On Wednesday, The Atlantic’s Molly Ball wrote a piece that explains how faith leaders are looking to get a religious exemption from the executive order.
"We are asking that an extension of protection for one group not come at the expense of faith communities whose religious identity and beliefs motivate them to serve those in need," wrote the 14 leaders.
In the letter, the faith leaders write that they aren’t opposed to anti-discrimination orders. Rather, they’re looking to better serve their community members, who identify by their religion and beliefs.
“We believe that all persons are created in the divine image of the creator, and are worthy of respect and love, without exception,” the letter said. “Even so, it still may not be possible for all sides to reach a consensus on every issue. That is why we are asking that an extension of protection for one group not come at the expense of faith communities whose religious identity and beliefs motivate them to serve those in need.”
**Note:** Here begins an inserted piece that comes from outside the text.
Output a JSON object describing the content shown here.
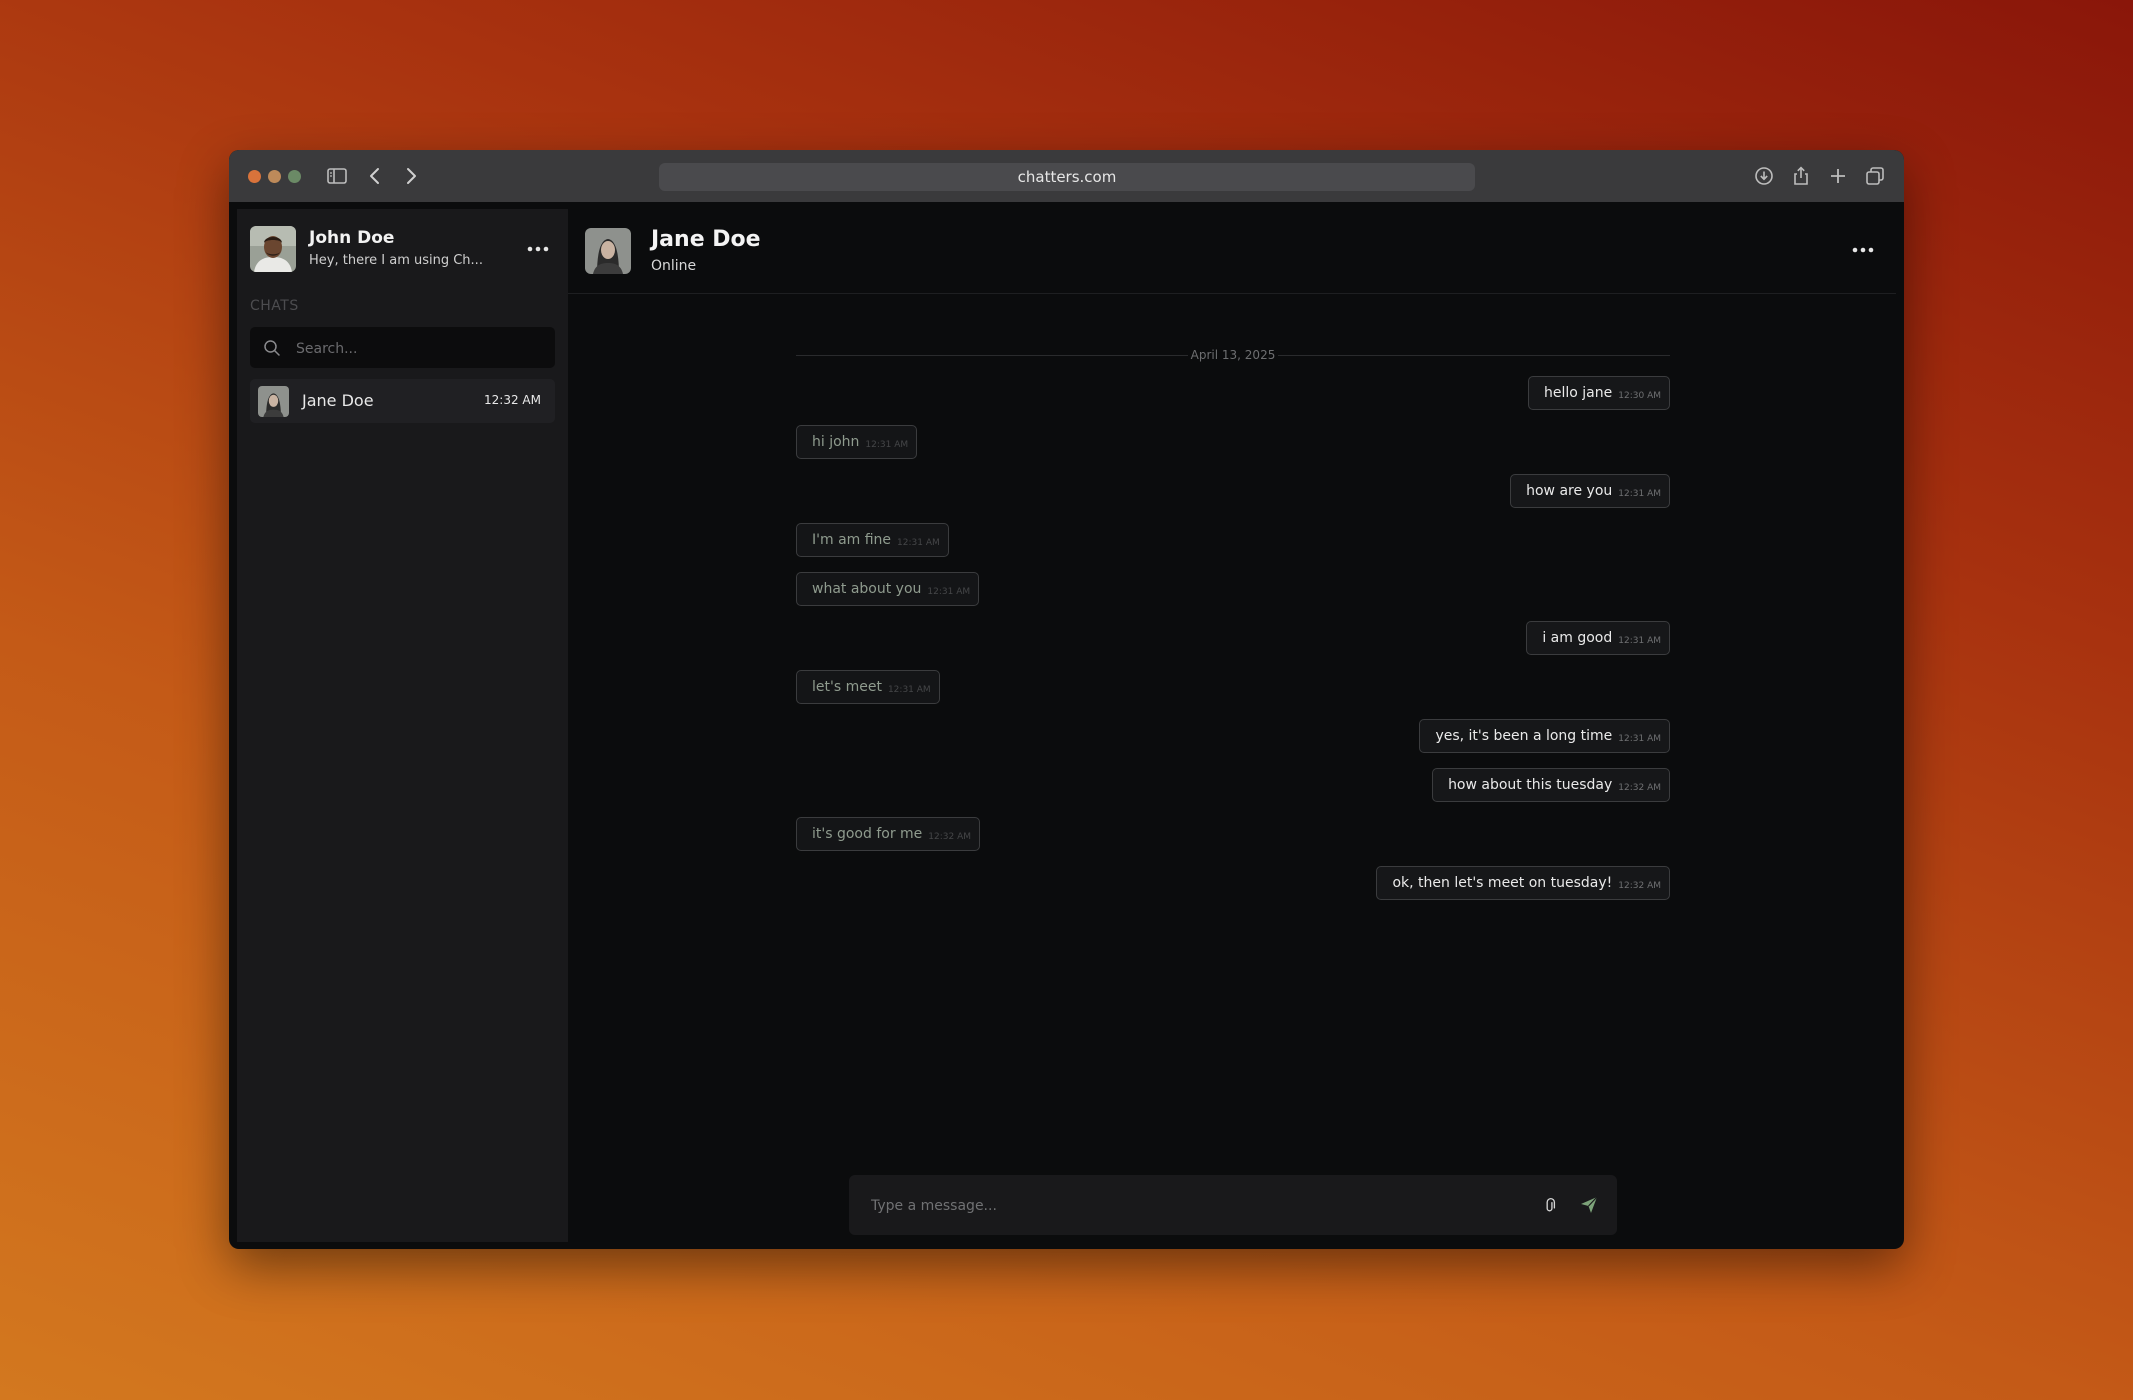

What makes this letter different from others is that it comes from leaders who have a good relationship with the Obama administration, Ball wrote.
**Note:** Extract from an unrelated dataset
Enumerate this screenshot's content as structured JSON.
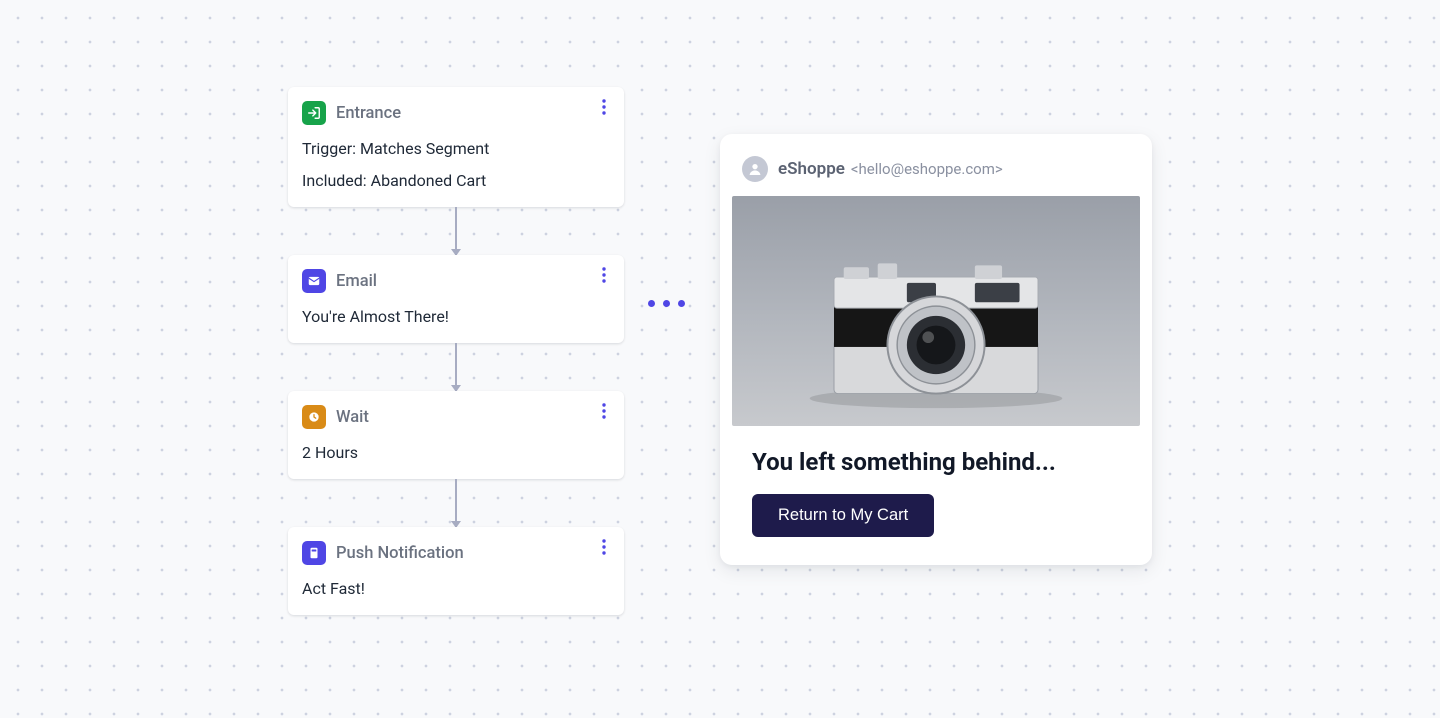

“The Hobby Lobby decision has been welcomed by religious-right groups who accuse Obama of waging a war on religion,” Ball wrote. “But Tuesday's letter is different: It comes from a group of faith leaders who are generally friendly to the administration, many of whom have closely advised the White House on issues like immigration reform.”
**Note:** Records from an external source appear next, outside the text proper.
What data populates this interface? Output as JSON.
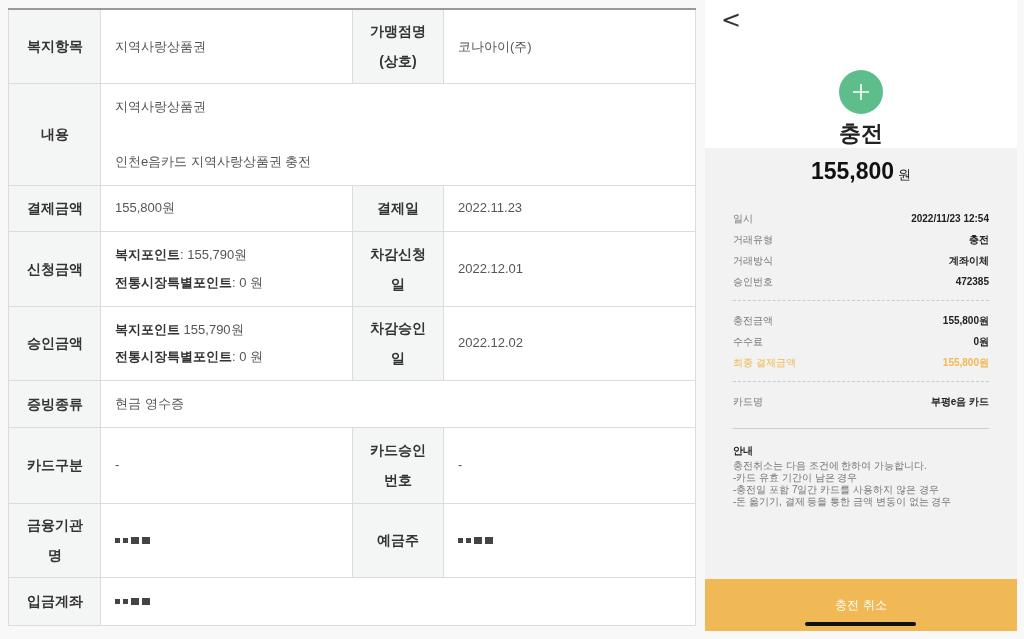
{
  "table": {
    "rows": [
      {
        "cells": [
          {
            "label": "복지항목",
            "value": {
              "kind": "text",
              "lines": [
                "지역사랑상품권"
              ]
            }
          },
          {
            "label": "가맹점명\n(상호)",
            "value": {
              "kind": "text",
              "lines": [
                "코나아이(주)"
              ]
            }
          }
        ]
      },
      {
        "cells": [
          {
            "label": "내용",
            "value": {
              "kind": "paragraphs",
              "lines": [
                "지역사랑상품권",
                "인천e음카드 지역사랑상품권 충전"
              ]
            }
          }
        ]
      },
      {
        "cells": [
          {
            "label": "결제금액",
            "value": {
              "kind": "text",
              "lines": [
                "155,800원"
              ]
            }
          },
          {
            "label": "결제일",
            "value": {
              "kind": "text",
              "lines": [
                "2022.11.23"
              ]
            }
          }
        ]
      },
      {
        "cells": [
          {
            "label": "신청금액",
            "value": {
              "kind": "text",
              "lines": [
                "**복지포인트**: 155,790원",
                "**전통시장특별포인트**: 0 원"
              ]
            }
          },
          {
            "label": "차감신청\n일",
            "value": {
              "kind": "text",
              "lines": [
                "2022.12.01"
              ]
            }
          }
        ]
      },
      {
        "cells": [
          {
            "label": "승인금액",
            "value": {
              "kind": "text",
              "lines": [
                "**복지포인트** 155,790원",
                "**전통시장특별포인트**: 0 원"
              ]
            }
          },
          {
            "label": "차감승인\n일",
            "value": {
              "kind": "text",
              "lines": [
                "2022.12.02"
              ]
            }
          }
        ]
      },
      {
        "cells": [
          {
            "label": "증빙종류",
            "value": {
              "kind": "text",
              "lines": [
                "현금 영수증"
              ]
            }
          }
        ]
      },
      {
        "cells": [
          {
            "label": "카드구분",
            "value": {
              "kind": "text",
              "lines": [
                "-"
              ]
            }
          },
          {
            "label": "카드승인\n번호",
            "value": {
              "kind": "text",
              "lines": [
                "-"
              ]
            }
          }
        ]
      },
      {
        "cells": [
          {
            "label": "금융기관\n명",
            "value": {
              "kind": "redacted"
            }
          },
          {
            "label": "예금주",
            "value": {
              "kind": "redacted"
            }
          }
        ]
      },
      {
        "cells": [
          {
            "label": "입금계좌",
            "value": {
              "kind": "redacted"
            }
          }
        ]
      }
    ]
  },
  "receipt": {
    "back": "<",
    "title": "충전",
    "amount": "155,800",
    "currency": "원",
    "sections": [
      {
        "rows": [
          {
            "label": "일시",
            "value": "2022/11/23 12:54",
            "highlight": false
          },
          {
            "label": "거래유형",
            "value": "충전",
            "highlight": false
          },
          {
            "label": "거래방식",
            "value": "계좌이체",
            "highlight": false
          },
          {
            "label": "승인번호",
            "value": "472385",
            "highlight": false
          }
        ]
      },
      {
        "rows": [
          {
            "label": "충전금액",
            "value": "155,800원",
            "highlight": false
          },
          {
            "label": "수수료",
            "value": "0원",
            "highlight": false
          },
          {
            "label": "최종 결제금액",
            "value": "155,800원",
            "highlight": true
          }
        ]
      },
      {
        "rows": [
          {
            "label": "카드명",
            "value": "부평e음 카드",
            "highlight": false
          }
        ]
      }
    ],
    "notice": {
      "title": "안내",
      "lines": [
        "충전취소는 다음 조건에 한하여 가능합니다.",
        "-카드 유효 기간이 남은 경우",
        "-충전일 포함 7일간 카드를 사용하지 않은 경우",
        "-돈 옮기기, 결제 등을 통한 금액 변동이 없는 경우"
      ]
    },
    "button": "충전 취소"
  }
}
In the same light, The Christian Post published an article Wednesday that looked at whether the Hobby Lobby decision will have an impact on the upcoming executive order.
“President Barack Obama may have new pressure on him to consider religious liberty issues regarding his pending executive order barring LGBT employment discrimination,” wrote Michael Gryboski for The Christian Post.
Gryboski highlighted a separate letter that was sent to Obama last month, which also pointed out the flaws in demanding groups and organizations with religious convictions to abide by this executive order.
"These organizations often are the best-qualified applicants for federal contracts or subcontracts," the letter read, according to The Christian Post. "It would be counterproductive to bar them from offering their services to the federal government simply because of their legally protected religious convictions; it would be wrong to require them to violate those legally protected convictions in order to be eligible to receive federal contracts. Their exclusion from federal contracting would be diametrically opposed to the Administration's commitment to having 'all hands on deck' in the fight against poverty and other dire social problems."